5) Full Stack React Native app
Moving to some regular programming stuff, a user wanted to see whether o1 could develop a React Native app. The prompt was: “Create a React Native app that allows me to connect to a local network IP from a dropdown list, and in short stream videos from my Pi 4 just like Netflix. I want this app to run on my Fire TV cube and have voice commands. The pi 4 has 2 HDDs (USB) that hold folders with the movie files to be played, enable search by title and an auto-play next for TV shows.“
Here’s the output:
It’s official…programming as a career is over. GPT o1-preview creating a fullstack react native app…I didn’t make a company fast enough, and now I’m obsolete…fullstack for 16 years pic.twitter.com/key853iXCj
— Dallas Lones (@dallaslones) September 12, 2024
In just 5 seconds, it started putting out the code with all the steps. After that, the users again asked it to make a Node.js API for Pi 4 and it did that also. So, from the front end to the back end, it is capable of everything.

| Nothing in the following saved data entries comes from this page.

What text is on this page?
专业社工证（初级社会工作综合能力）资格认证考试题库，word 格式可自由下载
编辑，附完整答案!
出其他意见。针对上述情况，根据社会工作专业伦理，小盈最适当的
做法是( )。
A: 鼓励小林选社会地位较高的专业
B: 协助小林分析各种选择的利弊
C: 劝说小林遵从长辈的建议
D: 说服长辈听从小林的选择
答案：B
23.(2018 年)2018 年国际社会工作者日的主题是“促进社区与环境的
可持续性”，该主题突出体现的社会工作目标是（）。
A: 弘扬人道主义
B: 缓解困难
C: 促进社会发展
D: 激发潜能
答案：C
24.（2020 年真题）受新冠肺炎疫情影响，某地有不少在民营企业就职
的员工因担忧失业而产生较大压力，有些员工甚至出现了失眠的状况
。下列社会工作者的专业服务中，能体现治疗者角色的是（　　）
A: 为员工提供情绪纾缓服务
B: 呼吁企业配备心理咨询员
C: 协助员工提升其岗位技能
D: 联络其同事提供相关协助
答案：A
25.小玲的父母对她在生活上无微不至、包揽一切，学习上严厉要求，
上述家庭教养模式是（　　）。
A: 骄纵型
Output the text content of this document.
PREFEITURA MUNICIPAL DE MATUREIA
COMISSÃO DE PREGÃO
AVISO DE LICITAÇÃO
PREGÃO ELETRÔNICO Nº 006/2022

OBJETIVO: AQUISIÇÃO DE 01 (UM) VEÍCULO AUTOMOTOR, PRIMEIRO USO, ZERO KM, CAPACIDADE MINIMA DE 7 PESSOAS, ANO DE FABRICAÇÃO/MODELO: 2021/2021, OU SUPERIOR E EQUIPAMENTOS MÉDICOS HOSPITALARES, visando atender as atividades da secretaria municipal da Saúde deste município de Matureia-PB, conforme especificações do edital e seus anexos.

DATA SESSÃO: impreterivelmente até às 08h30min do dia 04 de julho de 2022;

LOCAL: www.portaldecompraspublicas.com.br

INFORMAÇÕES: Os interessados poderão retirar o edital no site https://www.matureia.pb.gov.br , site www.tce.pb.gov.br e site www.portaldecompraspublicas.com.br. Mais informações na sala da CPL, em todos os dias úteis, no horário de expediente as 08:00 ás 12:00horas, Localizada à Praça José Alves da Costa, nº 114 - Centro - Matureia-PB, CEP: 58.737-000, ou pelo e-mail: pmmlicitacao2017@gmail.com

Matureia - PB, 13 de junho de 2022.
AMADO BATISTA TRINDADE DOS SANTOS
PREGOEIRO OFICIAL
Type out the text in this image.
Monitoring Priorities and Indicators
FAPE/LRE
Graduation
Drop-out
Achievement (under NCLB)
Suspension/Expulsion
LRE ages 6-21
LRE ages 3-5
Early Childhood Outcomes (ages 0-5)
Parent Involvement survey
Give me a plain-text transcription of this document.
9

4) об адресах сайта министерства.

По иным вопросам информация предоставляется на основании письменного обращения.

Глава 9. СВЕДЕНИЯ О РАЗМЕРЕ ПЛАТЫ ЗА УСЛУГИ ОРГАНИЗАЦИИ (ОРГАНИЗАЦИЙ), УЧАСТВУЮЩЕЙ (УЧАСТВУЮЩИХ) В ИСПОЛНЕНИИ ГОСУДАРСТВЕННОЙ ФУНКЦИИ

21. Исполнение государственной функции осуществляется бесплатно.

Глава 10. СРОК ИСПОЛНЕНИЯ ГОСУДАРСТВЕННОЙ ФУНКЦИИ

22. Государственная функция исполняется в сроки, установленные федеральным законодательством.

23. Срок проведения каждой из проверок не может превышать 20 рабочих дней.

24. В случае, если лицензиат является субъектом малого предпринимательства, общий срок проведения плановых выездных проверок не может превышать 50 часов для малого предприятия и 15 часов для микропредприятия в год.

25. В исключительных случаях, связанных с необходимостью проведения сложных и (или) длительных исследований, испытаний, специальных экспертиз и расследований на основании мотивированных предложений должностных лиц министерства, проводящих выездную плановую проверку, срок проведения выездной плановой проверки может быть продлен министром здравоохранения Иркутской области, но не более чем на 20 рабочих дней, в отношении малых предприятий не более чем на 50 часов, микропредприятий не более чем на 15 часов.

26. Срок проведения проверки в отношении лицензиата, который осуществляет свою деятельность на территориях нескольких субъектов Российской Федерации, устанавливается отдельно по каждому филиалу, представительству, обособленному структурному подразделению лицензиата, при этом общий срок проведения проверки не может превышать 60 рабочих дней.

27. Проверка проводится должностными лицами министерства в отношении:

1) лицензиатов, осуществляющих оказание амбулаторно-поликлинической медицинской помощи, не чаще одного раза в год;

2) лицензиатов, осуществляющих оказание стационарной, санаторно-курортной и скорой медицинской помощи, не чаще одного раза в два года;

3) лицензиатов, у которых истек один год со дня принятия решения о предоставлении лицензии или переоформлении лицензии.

6) Full Weather app for iOS
Another big achievement is it can develop a full weather app for iOS. The user used o1 and Cursor Composer and completed the task in 10 minutes.
Just combined @OpenAI o1 and Cursor Composer to create an iOS app in under 10 mins!
— Ammaar Reshi (@ammaar) September 12, 2024
o1 mini kicks off the project (o1 was taking too long to think), then switch to o1 to finish off the details.
And boom—full Weather app for iOS with animations, in under 10 🌤️
Video sped up! pic.twitter.com/hc9SCZ52Ti
In this case, o1 mini was taking too long to think but then switched to o1 to finish the task.
7) Create a PDF Tool
The user asked it to create a tool to help people improve their reading speed via PDFs they can upload. Here’s the prompt: “Create a program in a single HTML page that lets the user upload a PDF, choose which page to start on, and then trains the user to read faster. The goal is to make something that people can use to read their PDFs comfortably, and learn to read faster in the process.“
The output is here:
My first attempt using o1-preview, I asked it to create a tool to help people improve their reading speed via PDFs they can upload.
— Ippi (@Coolzippity) September 12, 2024
It spat out a 400 line program that worked on the first try, let me upload a pdf, control the reading speed, and select the page number. pic.twitter.com/veAtwBGEj7
The user was impressed because the code worked on the first try.
Conclusion
While the o1 model is still in its nascent stage and it takes some time to ‘think’, it is still a big step ahead in the world of AI. It is not a competitor for ChatGPT but a sibling of it that makes the openAI’s toolset more worthy! ChatGPT is still useful for common reasoning, while o1 is here for maths and coding!